Turnip cake, or lo bak gou, is a staple at Chinese New Year and a dim sum classic.
There are many interpretations of a turnip cake, especially when it comes to fillings (see below), but this is one that can hopefully be easily replicated! Like all worthy celebratory foods, this is definitely not a quick dish!
- Three large mooli (also known as daikon or Chinese white radish)
- Rice flour (more on quantity later)
- Four Chinese sausages, diced (these look similar to Spanish chorizo, but are sweeter in flavour)
- White pepper to taste
- Two tsp sugar
- Two tsp salt
Peel and grate the mooli. This veg naturally holds a lot of water so you’ll want to pop into a large wok or frying pan on a medium heat (no oil) for about 20 minutes to reduce this.
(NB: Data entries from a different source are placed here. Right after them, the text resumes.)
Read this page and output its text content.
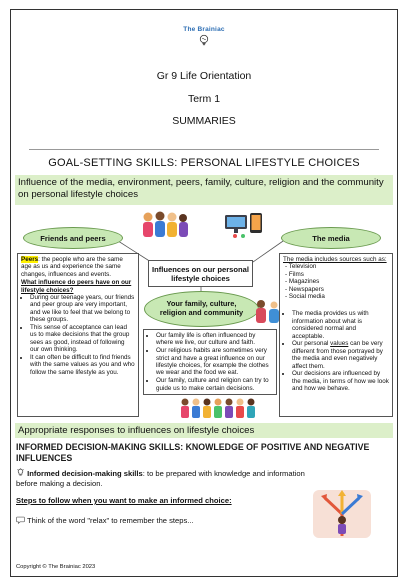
The Brainiac
Gr 9 Life Orientation
Term 1
SUMMARIES
GOAL-SETTING SKILLS: PERSONAL LIFESTYLE CHOICES
Influence of the media, environment, peers, family, culture, religion and the community on personal lifestyle choices
Friends and peers	The media
Influences on our personal lifestyle choices
Your family, culture, religion and community
Peers: the people who are the same age as us and experience the same changes, influences and events.
What influence do peers have on our lifestyle choices?
• During our teenage years, our friends and peer group are very important, and we like to feel that we belong to these groups.
• This sense of acceptance can lead us to make decisions that the group sees as good, instead of following our own thinking.
• It can often be difficult to find friends with the same values as you and who follow the same lifestyle as you.
The media includes sources such as:
- Television
- Films
- Magazines
- Newspapers
- Social media
• The media provides us with information about what is considered normal and acceptable.
• Our personal values can be very different from those portrayed by the media and even negatively affect them.
• Our decisions are influenced by the media, in terms of how we look and how we behave.
• Our family life is often influenced by where we live, our culture and faith.
• Our religious habits are sometimes very strict and have a great influence on our lifestyle choices, for example the clothes we wear and the food we eat.
• Our family, culture and religion can try to guide us to make certain decisions.
Appropriate responses to influences on lifestyle choices
INFORMED DECISION-MAKING SKILLS: KNOWLEDGE OF POSITIVE AND NEGATIVE INFLUENCES
Informed decision-making skills: to be prepared with knowledge and information before making a decision.
Steps to follow when you want to make an informed choice:
Think of the word "relax" to remember the steps...
Copyright © The Brainiac 2023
Transfer into a large mixing bowl and weigh the contents, adding your rice flour to the ratio of 6:1, plus sugar, salt, and white pepper to taste.
Keep this to one side while you fry the diced sausage, before adding it to the cake mixture. Line a loaf tin with baking parchment and transfer before steaming it in a large stew pot or wok, lid on, for an hour to an hour and half. Keep an eye on the water level and occasionally top up if it’s looking a little low.
Once cooked, leave to cool before cutting into slices about 1cm in width. On a medium heat, fry the cakes until golden and crisp on the sides.
Serve up with a dipping sauce of your choice. Sriracha works, but you can also try vinegar, XO sauce, soy sauce with a bit of fresh garlic and chilli, or simply oyster sauce.
This dish will freeze well as long as it’s not fried beforehand. If you want to up the number of fillings, you can also try adding diced Chinese mushrooms, dried scallops or dried shrimps (blanched before adding), or spring onions finely sliced.
Wishing you a very happy Chinese New Year!